Why are sprints never extended?

In Scrum, we time-box the sprints and never extend them. Why are sprints never extended?

Optimize for Value

Lets take a look at Scrum vs Traditional Project Management: In traditional project management, we optimize and control for scope. We set the scope up front. We actively manage scope creep, and we extend the timeline if the scope is not met. In scrum, we optimize and control for value. We order the backlog by value. We ensure the most valuable items are being delivered on a sprint by sprint basis, and we often compromise on scope in favor of value. We consistently monitor our feedback loops for value delivery and signs of waste.

Since we are optimizing for value, we have prioritized the backlog items so that we are always working on the highest value/highest priority items before the lowest value items. We do small batches of incremental value delivery on a per sprint basis to increase value flow, and therefore, give ourselves an opportunity to set a sustainable pace.

Since we are “fixing” the time (sprint duration) and varying the scope (what we can get done in a sprint), we get a much more accurate picture of what the team is able to deliver on an iteration by iteration basis, as well as an opportunity to dynamically manage risk. The goal of the current sprint is supposed to be relatively stable, all in the name of an empirical inspect and adapt cycle. If we were to constantly vary the lengths of the sprints, we have no “measuring stick” by which to figure out how much “stuff” our team can complete in 2 weeks, and therefore, no consistent way to forecast anything.

The Importance of Focus

I always notice something interesting in my training classes. I perform an exercise during the second half of the second day whereby the team has a project to complete in 3 sprints. The sprints are about 20 minutes each, and I give them 3 sprints. The team incrementally builds, tests and demos a product over the course of the three sprints. At the end of this exercise, I always ask the team, “What do you think would have happened if I had told you that you have an hour to complete this project?” The answers vary, but usually something along the lines of “We would have planned for 45 minutes then rushed to get something crappy finished in the last 15 minutes.” Parkinson’s law says that work always expands to fill up the time available to do it. The same thing happens in day to day life. People tend to take up all the time allotted for a particular task. Shortening the cycles allows the team to focus on high value targets for a short amount of time.

Root Cause Analysis

Let’s say we stick to our guns and do not extend the sprint, and invariably, the team does not accomplish the sprint goal. What do we do? A gut reaction may be to say, “if we had extended the sprint, we would have accomplished the goal!” A perhaps counter intuitive way of thinking about it is to understand that the team needs to comprehend its capacity to do work on a sprint by sprint basis. To extend the sprint deprives the team of their ability to do root cause analysis of why they weren’t able to complete the goal, and therefore short-circuits a critical feedback loop in the Scrum framework.

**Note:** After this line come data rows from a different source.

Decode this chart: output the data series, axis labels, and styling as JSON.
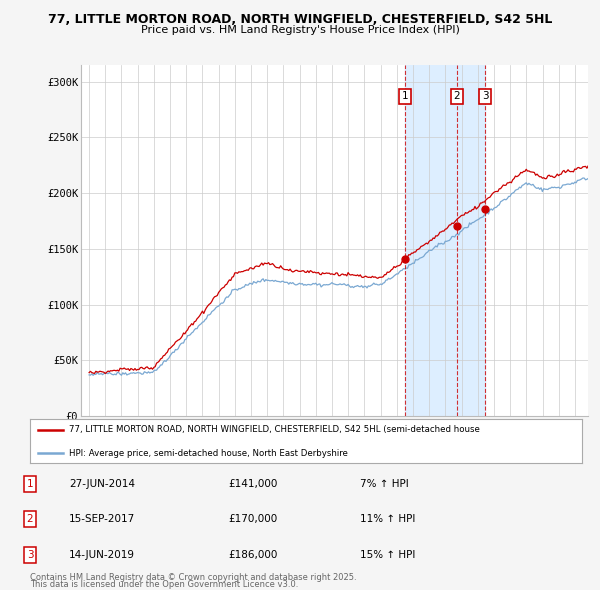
{
  "title_line1": "77, LITTLE MORTON ROAD, NORTH WINGFIELD, CHESTERFIELD, S42 5HL",
  "title_line2": "Price paid vs. HM Land Registry's House Price Index (HPI)",
  "ylabel_ticks": [
    "£0",
    "£50K",
    "£100K",
    "£150K",
    "£200K",
    "£250K",
    "£300K"
  ],
  "ytick_values": [
    0,
    50000,
    100000,
    150000,
    200000,
    250000,
    300000
  ],
  "ylim": [
    0,
    315000
  ],
  "xlim_start": 1994.5,
  "xlim_end": 2025.8,
  "red_line_label": "77, LITTLE MORTON ROAD, NORTH WINGFIELD, CHESTERFIELD, S42 5HL (semi-detached house",
  "blue_line_label": "HPI: Average price, semi-detached house, North East Derbyshire",
  "sale_markers": [
    {
      "label": "1",
      "date_str": "27-JUN-2014",
      "date_x": 2014.49,
      "price": 141000,
      "pct": "7%",
      "direction": "↑"
    },
    {
      "label": "2",
      "date_str": "15-SEP-2017",
      "date_x": 2017.71,
      "price": 170000,
      "pct": "11%",
      "direction": "↑"
    },
    {
      "label": "3",
      "date_str": "14-JUN-2019",
      "date_x": 2019.45,
      "price": 186000,
      "pct": "15%",
      "direction": "↑"
    }
  ],
  "shade_start": 2014.49,
  "shade_end": 2019.45,
  "footer_line1": "Contains HM Land Registry data © Crown copyright and database right 2025.",
  "footer_line2": "This data is licensed under the Open Government Licence v3.0.",
  "bg_color": "#f5f5f5",
  "plot_bg_color": "#ffffff",
  "grid_color": "#cccccc",
  "red_color": "#cc0000",
  "blue_color": "#7aa8d2",
  "shade_color": "#ddeeff"
}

Extending the sprint removes our ability to do proper root cause analysis on why we weren’t able to accomplish the sprint goal

It simply hides the problem. Did the team bite off more than it could chew? Was there an external dependency that was not managed? Was there an impediment that prevented the team from finishing? Without failure, there can be no learning. A team that doesn’t meet its sprint goal has much to talk about during the retrospective.